For more information, see the Consolidated Financial Statements accompanying this release, and the company's Information Statement Supplement, including Core Tables, dated May 30, 2006, available on the Investor Relations page of our Web site at www.FreddieMac.com/investors.
           
Additional information about Freddie Mac and our business is also set forth in the company's Information Statement dated June 14, 2005 and related Information Statement Supplements, available on the Investor Relations page of the company's Web site at www.FreddieMac.com/investors. We encourage all investors and interested members of the public to review these materials for a more complete understanding of our financial results and related company disclosures.
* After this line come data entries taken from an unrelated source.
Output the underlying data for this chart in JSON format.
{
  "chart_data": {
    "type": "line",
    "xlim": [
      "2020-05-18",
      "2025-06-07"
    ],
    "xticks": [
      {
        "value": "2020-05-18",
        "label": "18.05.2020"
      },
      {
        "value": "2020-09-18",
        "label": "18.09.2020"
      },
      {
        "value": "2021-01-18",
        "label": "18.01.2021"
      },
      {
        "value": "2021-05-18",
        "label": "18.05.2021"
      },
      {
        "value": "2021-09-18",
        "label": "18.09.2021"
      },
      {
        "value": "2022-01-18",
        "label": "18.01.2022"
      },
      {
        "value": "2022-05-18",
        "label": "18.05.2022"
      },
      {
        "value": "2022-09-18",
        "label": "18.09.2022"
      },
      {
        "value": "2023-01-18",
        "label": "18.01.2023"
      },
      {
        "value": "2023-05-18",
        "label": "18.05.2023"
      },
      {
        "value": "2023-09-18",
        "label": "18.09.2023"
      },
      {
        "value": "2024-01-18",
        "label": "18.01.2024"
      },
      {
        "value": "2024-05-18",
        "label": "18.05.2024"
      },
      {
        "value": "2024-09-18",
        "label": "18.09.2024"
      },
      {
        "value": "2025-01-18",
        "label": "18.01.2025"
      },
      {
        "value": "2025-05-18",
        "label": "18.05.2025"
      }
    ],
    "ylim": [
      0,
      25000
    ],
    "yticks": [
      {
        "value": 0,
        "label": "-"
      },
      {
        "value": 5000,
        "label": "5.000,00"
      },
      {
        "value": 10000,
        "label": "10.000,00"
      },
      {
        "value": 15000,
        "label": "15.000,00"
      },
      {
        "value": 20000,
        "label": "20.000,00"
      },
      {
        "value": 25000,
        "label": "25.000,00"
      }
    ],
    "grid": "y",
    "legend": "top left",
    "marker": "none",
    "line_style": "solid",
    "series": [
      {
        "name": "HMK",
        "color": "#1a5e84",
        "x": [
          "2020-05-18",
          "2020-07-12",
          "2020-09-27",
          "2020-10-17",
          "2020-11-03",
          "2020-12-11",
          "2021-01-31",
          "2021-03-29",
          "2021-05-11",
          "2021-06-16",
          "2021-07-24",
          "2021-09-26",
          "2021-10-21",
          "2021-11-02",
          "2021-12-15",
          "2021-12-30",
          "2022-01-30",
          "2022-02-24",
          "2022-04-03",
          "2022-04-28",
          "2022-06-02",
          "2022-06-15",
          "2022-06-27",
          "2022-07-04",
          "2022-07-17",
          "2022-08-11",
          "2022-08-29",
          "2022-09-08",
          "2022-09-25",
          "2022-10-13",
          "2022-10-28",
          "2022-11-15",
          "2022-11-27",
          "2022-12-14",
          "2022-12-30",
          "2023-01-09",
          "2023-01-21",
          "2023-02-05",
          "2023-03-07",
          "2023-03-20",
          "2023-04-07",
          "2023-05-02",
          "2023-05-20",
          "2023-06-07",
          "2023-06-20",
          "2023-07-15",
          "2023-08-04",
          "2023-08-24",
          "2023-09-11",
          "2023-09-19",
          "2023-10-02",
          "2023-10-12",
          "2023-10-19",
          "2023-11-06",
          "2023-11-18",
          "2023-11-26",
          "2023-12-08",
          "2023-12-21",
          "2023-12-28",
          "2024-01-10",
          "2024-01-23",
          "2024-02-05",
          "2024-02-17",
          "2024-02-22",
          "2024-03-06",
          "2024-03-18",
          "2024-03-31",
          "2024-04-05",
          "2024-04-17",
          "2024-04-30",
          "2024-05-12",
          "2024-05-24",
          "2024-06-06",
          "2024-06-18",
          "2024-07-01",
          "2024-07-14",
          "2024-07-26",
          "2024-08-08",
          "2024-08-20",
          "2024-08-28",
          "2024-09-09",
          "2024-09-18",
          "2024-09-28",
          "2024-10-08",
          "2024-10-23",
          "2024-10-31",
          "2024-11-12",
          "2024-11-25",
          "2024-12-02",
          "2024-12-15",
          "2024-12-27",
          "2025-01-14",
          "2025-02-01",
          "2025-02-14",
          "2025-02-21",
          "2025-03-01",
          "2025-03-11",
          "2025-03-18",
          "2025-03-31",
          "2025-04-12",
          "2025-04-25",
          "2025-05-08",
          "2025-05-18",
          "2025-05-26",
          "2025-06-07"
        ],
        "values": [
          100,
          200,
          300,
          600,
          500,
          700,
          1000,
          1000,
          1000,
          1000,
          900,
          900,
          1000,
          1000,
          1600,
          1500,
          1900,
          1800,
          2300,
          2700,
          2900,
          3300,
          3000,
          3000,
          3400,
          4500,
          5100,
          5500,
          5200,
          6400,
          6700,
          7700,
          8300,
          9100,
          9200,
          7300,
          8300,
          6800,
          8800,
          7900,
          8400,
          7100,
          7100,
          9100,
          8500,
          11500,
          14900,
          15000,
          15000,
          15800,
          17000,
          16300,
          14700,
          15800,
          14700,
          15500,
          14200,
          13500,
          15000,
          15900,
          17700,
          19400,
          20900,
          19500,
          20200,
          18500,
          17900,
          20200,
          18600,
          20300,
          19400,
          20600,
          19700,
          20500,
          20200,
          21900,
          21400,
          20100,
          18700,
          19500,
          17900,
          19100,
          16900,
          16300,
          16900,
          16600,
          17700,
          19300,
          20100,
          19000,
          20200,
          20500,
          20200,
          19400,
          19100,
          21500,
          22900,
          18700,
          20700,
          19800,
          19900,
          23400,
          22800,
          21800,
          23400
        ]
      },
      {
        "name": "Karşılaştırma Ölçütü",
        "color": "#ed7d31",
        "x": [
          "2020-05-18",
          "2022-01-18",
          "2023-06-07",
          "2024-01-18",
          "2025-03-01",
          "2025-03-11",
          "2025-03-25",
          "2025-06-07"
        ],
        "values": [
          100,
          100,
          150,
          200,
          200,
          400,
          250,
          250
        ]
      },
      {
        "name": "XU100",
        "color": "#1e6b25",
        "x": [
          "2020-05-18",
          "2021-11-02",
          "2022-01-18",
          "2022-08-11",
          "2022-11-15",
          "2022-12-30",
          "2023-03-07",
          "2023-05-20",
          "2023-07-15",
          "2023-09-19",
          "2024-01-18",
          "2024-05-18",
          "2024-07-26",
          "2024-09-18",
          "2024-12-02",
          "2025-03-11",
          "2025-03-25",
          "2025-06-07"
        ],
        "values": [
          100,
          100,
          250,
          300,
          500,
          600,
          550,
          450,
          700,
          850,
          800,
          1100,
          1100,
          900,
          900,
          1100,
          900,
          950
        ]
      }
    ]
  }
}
Announcement of Conference Call and Webcast

Management will host a conference call discussing today's announcement at 5:00 p.m. Eastern Time today. Domestic investors should call 1-800-230-1074 and international investors can access the call at 612-234-9960. The conference call will be webcast live on the company's Web site. During the call, Freddie Mac's President and Chief Operating Officer, Eugene M. McQuade, will be referring to a slide presentation posted on the company's Web site. You can find a link to these slides at the end of the press release on the company's Web site. We encourage you to have this presentation available so that you can better follow Mr. McQuade's remarks during the call. A telephone recording of this conference call will be available continuously beginning at approximately 10:00 p.m. Eastern Time on May 30, 2006 until midnight on June 13, 2006. To access this recording in the United States, call 1-800-475-6701 and use access code 831166. Outside of the United States, call 320-365-3844 and use access code 831166.

The information in this press release and accompanying Consolidated Financial Statements and Core Tables will be included in the company's Information Statement Supplement dated May 30, 2006, which will be posted on the Investor Relations page of the company's Web site.

This press release contains forward-looking statements pertaining to management's current expectations as to the company's future business plans, results of operations and/or financial condition. Management's expectations for the company's future necessarily involve a number of assumptions and estimates, and various factors could cause actual results to differ materially from these expectations. These assumptions and factors are discussed in the company's Information Statement dated June 14, 2005, and our Information Statement Supplements dated August 31, 2005, October 4, 2005, November 8, 2005, December 1, 2005, March 31, 2006, April 20, 2006, and May 30, 2006, which are available on the Investor Relations page of the company's Web site at www.FreddieMac.com/investors.

Freddie Mac is a stockholder-owned company established by Congress in 1970 to support homeownership and rental housing. Freddie Mac fulfills its mission by purchasing residential mortgages and mortgage-related securities, which it finances primarily by issuing mortgage-related securities and debt instruments in the capital markets. Over the years, Freddie Mac has made home possible for one in six homebuyers and more than four million renters in America.